30 Bundeswehrsoldaten beteiligten sich am 26. Februar 2011 am Einsatz „Pegasus“ in Libyen. Dabei wurden in zwei geschützten Transportmaschinen Transall C-160 aus dem Raum Nafura deutsche und Staatsangehörige anderer Nationalitäten vom Gelände eines Ölförderunternehmens evakuiert. Bei dieser Aktion wurden Waffen mitgeführt, die – so erklärte die Bundesregierung am 11. Juli 2011 – „erwartungsgemäß nicht zum Einsatz gekommen sind“. Die Entscheidung zur Durchführung der Evakuierungsflüge war „vor dem Hintergrund einer akuten humanitären Notlage der deutschen und anderen Staatsangehörigen“ getroffen worden.
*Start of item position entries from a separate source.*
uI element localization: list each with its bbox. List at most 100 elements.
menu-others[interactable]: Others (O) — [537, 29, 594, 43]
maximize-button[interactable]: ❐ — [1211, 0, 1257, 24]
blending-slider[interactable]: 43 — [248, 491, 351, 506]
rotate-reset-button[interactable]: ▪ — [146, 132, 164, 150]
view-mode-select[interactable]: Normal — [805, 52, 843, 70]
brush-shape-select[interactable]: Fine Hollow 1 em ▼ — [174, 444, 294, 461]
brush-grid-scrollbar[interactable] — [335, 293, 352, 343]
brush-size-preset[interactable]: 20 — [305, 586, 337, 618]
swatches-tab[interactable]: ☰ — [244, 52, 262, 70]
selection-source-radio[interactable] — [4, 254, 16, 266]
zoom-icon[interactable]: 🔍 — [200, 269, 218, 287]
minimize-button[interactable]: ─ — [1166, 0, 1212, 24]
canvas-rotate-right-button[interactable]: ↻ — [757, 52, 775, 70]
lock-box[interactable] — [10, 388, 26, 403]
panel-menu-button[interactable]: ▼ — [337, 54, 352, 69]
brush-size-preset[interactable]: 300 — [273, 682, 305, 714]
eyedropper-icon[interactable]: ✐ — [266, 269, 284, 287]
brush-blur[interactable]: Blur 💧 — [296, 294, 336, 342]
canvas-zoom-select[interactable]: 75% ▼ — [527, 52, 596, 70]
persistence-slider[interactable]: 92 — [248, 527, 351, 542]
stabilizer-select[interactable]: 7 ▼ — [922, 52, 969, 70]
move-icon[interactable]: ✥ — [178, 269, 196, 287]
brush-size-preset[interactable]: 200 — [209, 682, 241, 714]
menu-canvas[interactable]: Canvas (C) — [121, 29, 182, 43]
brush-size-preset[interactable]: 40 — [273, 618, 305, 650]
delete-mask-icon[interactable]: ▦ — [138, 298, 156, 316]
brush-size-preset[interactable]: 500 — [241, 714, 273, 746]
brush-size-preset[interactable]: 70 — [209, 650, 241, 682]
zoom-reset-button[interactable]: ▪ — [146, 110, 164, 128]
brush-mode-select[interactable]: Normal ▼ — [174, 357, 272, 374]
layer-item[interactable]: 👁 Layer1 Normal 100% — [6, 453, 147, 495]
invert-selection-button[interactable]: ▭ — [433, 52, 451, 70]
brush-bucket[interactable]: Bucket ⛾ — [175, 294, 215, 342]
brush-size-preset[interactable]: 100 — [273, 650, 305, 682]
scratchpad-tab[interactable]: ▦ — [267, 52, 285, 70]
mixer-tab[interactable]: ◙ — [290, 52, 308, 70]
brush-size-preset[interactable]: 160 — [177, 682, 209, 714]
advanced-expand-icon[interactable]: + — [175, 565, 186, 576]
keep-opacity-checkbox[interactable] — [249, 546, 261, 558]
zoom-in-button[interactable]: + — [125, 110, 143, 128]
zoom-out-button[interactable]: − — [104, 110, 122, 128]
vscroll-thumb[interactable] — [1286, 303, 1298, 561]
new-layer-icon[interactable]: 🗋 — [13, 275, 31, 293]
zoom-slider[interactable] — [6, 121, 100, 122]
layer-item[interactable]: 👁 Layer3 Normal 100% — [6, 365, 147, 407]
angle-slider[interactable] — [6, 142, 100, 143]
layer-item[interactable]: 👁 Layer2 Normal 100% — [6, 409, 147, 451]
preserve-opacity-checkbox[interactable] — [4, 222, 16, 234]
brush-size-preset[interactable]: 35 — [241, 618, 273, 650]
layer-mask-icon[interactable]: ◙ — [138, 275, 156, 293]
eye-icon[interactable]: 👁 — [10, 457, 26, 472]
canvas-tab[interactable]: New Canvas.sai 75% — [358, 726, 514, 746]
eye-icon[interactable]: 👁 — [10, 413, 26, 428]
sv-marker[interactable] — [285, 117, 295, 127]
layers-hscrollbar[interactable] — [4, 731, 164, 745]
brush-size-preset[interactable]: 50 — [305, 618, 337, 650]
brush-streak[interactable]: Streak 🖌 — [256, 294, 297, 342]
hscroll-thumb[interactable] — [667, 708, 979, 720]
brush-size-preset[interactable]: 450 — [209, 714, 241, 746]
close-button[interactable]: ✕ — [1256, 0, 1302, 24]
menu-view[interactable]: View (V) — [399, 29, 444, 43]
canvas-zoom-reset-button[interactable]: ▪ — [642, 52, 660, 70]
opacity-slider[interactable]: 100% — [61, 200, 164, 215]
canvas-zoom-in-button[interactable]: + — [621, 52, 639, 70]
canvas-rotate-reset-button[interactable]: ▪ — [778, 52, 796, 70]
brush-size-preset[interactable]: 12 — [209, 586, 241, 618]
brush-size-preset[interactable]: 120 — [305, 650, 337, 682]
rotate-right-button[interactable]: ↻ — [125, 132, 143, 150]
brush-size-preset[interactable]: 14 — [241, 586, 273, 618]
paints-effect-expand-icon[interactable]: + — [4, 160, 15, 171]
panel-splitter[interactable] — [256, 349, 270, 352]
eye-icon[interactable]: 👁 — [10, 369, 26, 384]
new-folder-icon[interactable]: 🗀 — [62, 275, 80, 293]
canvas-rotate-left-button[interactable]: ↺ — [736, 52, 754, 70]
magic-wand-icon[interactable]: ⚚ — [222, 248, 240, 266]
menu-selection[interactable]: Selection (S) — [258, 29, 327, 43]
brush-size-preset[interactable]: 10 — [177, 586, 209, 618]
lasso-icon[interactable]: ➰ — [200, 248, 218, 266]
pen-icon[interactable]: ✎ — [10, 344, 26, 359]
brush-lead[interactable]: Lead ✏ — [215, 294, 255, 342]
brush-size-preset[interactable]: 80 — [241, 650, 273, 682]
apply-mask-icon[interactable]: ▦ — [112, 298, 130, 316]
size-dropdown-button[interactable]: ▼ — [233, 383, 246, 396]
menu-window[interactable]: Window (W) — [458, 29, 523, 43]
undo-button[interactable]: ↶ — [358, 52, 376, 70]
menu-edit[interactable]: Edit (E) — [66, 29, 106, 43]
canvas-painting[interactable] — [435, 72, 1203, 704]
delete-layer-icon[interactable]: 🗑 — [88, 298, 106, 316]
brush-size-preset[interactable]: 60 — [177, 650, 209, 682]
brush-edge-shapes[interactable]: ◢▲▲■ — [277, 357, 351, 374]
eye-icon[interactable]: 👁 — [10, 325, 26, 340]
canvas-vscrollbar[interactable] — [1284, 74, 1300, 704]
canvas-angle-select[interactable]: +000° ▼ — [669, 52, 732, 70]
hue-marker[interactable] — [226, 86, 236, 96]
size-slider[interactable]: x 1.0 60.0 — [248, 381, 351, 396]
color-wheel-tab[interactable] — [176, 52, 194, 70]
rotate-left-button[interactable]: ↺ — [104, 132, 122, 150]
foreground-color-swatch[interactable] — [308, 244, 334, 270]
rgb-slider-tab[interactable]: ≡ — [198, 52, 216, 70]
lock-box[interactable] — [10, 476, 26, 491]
Im Zuge der zivilen und militärischen Evakuierung aus Libyen im Februar und März 2011 wurden mit deutschen militärischen Luftfahrzeugen insgesamt 262 Personen – davon 125 deutsche Staatsbürger – ausgeflogen.



Unsere vier Aufnahmen zeigen:
1. Verteidigungsministerin Ursula von der Leyen an Bord des Schnellbootes S79 „Wiesel“, im Hintergrund das Schnellboot S76 „Frettchen“. Die Aufnahme entstand am 24. April 2014 anlässlich des Truppenbesuchs der Ministerin beim deutschen UNIFIL-Einsatzkontingent in der libanesischen Hauptstadt Beirut.
(Foto: Sebastian Wilke/Bundeswehr)

2. Einige Bundeswehrsoldaten nehmen auch unbewaffnet an Missionen der Vereinten Nationen teil, für die der Deutsche Bundestag kein Mandat erteilen muss. Das Symbolbild entstand im Februar dieses Jahres in einem Camp der MINUSMA-Friedenstruppe in der malischen Stadt Gao.
(Foto: Marco Dormino/MINUSMA/Vereinte Nationen)

3. Fast 200 Bundeswehrangehörige sind zurzeit im Militärattachédienst tätig und in insgesamt 64 deutschen Auslandsvertretungen eingesetzt.
(Foto: amk)

4. Im Rahmen der Operation „Pegasus“ evakuierte die Bundeswehr am 26. Februar 2011 mit zwei Transallmaschinen aus dem libyschen Nafura 132 Personen, darunter 22 Deutsche.